Cela peut-être aussi simple que de rendre les bus gratuits, mais doit finalement aboutir à un réseau de transport hautement connecté, de sorte qu’il soit non seulement pratique mais attrayant de monter dans le wagon ou le bus pour se rendre chez nos amis, par exemple.

En matière de transport, notre priorité devrait être d’envisager un monde sans voiture où les villes sont accessibles à pied et à vélo et aussi adapté aux personnes handicapées.

Ce sera un monde où les transports publics rapides et électriques seront le principal mode de transport. Un monde avec des villes qui ressembleraient beaucoup plus à Wakanda qu’à Los Angeles.

Un monde qui déploie une flotte de 16 000 bus électriques pour amener les gens là où ils doivent aller chaque jour.

Et si vous êtes curieux de savoir s’il y’a une ville qui travaille déjà à cet objectif, sachez qu’il existe déjà des villes qui sont bien engagées vers la gratuité des transports en commun et vers une utopie sans voiture.

Références : 

  • 1- General Motors, planifie de ne construire que des véhicules électriques d’ici 2035. CNBC publication du jeudi 28 janvier 2021.
  • 2- Comparaison mondiale du cycle de vie des émissions de gaz à effet de serre des moteurs à combustion et des voitures électriques.

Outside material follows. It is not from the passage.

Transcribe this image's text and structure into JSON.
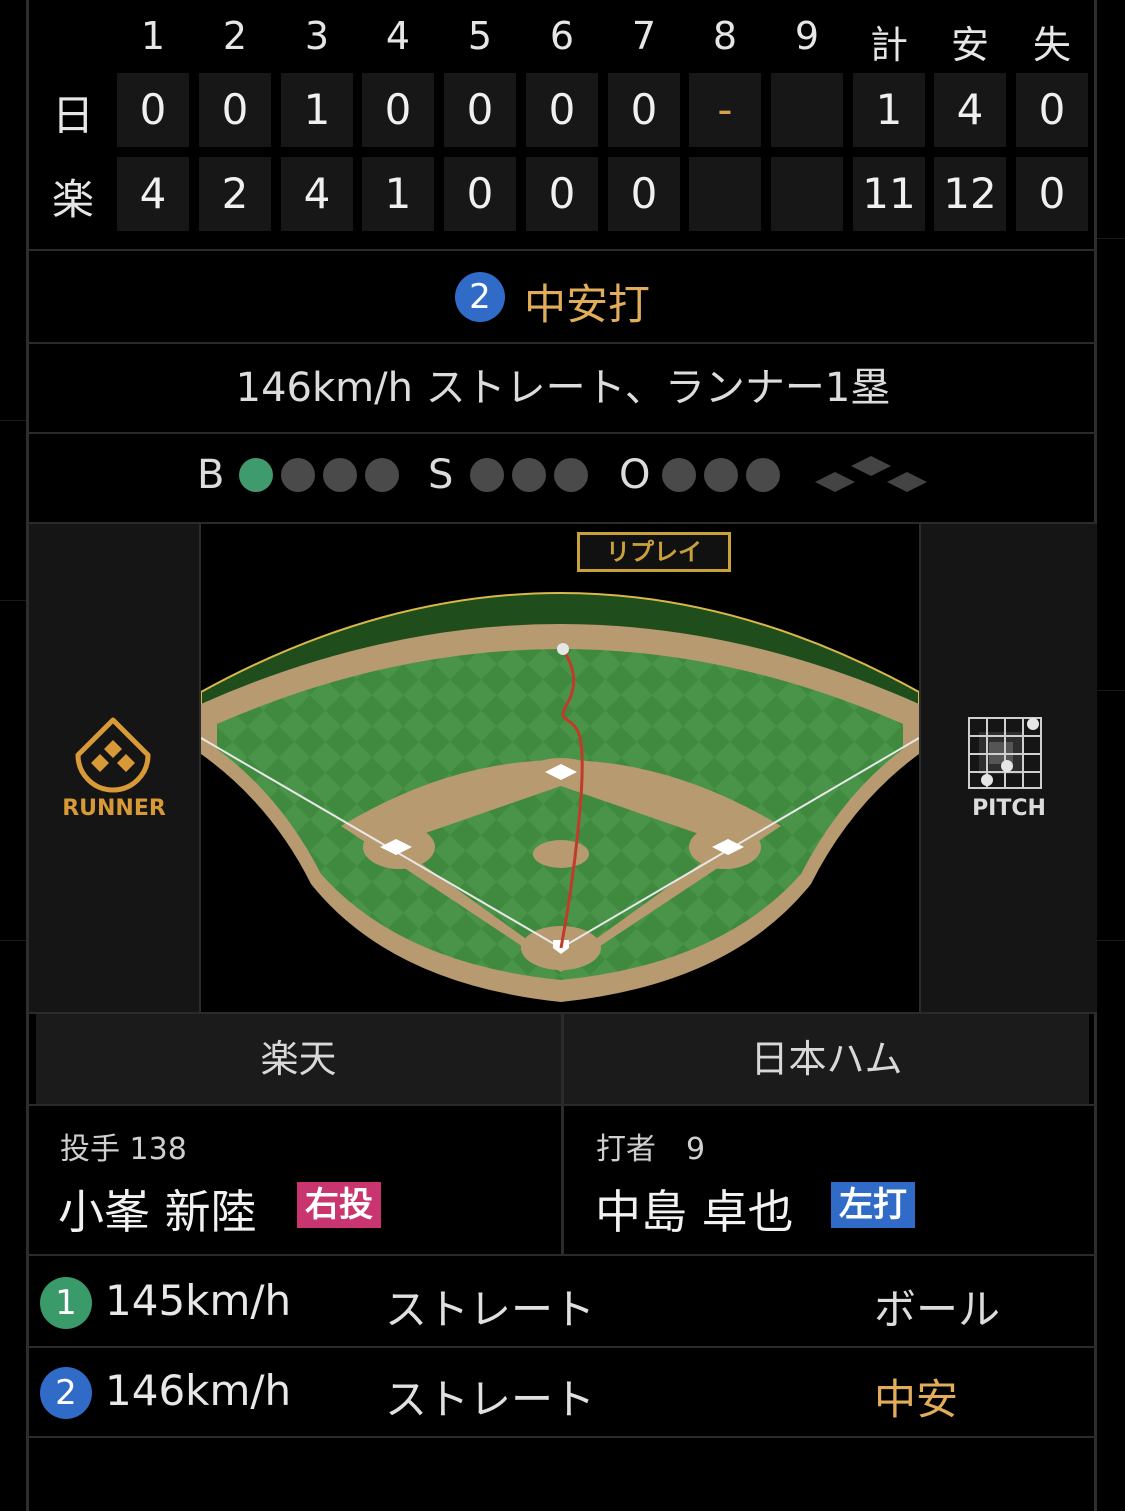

Une revue d’ ICCT
  • 3-  Les travailleurs Congolais dénoncent un système d’abus, des emplois précaires et des salaires dérisoires pour propulser la révolution des véhicules verts. The Guardian. Publication du Lundi 8 Novembre 2021.
  • 4- Le mythe des voitures électriques : pourquoi nous avons aussi besoin de nous focaliser sur les bus et les trains. The Conversation. Publication du 21 octobre 2020.
  • 5- Les perspectives de la gratuité des transports en commun : une évidence pour Tallinn. Springerlink.com. Publication en ligne du 20 Avril 2016.
  • 6-Les voitures électriques arrivent et vite. Le réseau national est-il à la hauteur ? The New-York Times. Publication du 29 Janvier 2021 par Brad Plumer.
  • 7- Les voitures électriques pourraient augmenter la demande d’électricité de pointe au Royaume-Uni de 3,5 GW d’ici 2030- National grid. Reuters.